Four Vanguard mercenaries dropped silently through the open roof on fast-ropes, landing perfectly amidst the tangle of cables and glowing analog server towers. They were dressed in entirely black tactical gear, their faces obscured by the terrifying, familiar skull-painted ballistic masks of Aria's childhood nightmares.
One of the mercenaries didn't raise a rifle. He raised a heavy, military-grade incendiary grenade.
He looked directly at Aria, pulled the pin, and tossed it straight into the center of the six server towers.
"NO!" Aria screamed.
Leo didn't hesitate for a fraction of a second. He threw his massive body entirely over hers, tackling her brutally to the stone floor behind a reinforced concrete pillar just as the grenade detonated.
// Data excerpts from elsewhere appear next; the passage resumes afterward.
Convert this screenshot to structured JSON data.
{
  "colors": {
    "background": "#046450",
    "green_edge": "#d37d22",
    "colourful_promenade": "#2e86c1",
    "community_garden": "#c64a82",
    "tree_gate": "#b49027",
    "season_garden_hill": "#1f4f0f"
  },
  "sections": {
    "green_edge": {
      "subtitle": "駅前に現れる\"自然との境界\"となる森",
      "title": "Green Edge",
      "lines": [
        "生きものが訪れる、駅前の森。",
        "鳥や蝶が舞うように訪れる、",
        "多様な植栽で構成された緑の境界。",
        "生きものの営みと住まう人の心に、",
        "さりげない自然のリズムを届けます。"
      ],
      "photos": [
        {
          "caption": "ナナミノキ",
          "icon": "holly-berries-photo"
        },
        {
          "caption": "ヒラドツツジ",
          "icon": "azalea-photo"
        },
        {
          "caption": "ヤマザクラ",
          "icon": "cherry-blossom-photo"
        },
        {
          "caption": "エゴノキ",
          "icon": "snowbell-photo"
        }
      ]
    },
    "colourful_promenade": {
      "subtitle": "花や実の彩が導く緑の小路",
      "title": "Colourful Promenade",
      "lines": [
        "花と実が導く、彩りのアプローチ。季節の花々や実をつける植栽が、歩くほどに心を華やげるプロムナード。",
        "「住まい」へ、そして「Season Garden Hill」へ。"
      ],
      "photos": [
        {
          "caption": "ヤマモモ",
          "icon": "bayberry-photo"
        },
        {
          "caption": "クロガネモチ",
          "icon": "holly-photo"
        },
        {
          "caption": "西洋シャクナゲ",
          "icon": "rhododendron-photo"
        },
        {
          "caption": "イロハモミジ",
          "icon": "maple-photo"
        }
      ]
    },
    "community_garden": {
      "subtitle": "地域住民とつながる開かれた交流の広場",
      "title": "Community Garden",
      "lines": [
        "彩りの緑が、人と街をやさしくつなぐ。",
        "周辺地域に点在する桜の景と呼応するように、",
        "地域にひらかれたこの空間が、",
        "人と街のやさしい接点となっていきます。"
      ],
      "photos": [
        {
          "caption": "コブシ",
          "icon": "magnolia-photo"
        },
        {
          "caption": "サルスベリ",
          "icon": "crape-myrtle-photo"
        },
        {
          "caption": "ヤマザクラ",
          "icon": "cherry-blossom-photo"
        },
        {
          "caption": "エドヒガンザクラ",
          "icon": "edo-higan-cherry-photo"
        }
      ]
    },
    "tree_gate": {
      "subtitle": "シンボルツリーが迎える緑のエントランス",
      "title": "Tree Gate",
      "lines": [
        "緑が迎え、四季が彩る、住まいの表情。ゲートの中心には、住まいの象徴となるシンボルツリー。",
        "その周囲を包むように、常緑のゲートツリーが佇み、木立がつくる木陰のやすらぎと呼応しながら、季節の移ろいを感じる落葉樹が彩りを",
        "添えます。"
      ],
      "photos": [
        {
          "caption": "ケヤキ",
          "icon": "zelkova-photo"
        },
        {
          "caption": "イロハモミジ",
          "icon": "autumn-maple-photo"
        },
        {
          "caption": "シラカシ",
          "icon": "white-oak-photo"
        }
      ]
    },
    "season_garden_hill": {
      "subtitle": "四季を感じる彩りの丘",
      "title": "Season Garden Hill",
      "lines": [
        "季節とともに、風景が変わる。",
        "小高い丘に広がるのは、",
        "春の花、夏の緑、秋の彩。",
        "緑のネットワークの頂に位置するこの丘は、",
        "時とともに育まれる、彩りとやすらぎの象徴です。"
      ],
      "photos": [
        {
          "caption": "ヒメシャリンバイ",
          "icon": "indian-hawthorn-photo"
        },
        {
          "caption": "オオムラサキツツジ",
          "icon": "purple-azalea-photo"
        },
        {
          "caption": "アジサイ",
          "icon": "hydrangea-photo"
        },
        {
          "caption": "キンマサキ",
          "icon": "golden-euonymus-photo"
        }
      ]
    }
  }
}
The explosion was blinding. A shockwave of pure, scorching heat tore through the room, completely vaporizing the analog servers and melting the hard drives into a pool of glowing slag. The zero-day virus, their only hope of stopping Silas Sterling, was gone.
But as the smoke began to clear, and the deafening ringing in Aria's ears faded, a chilling, mechanized voice echoed from the leader of the Vanguard squad.
"Aria Vance," the mercenary spoke, stepping over the burning wreckage. "Your father sends his regards."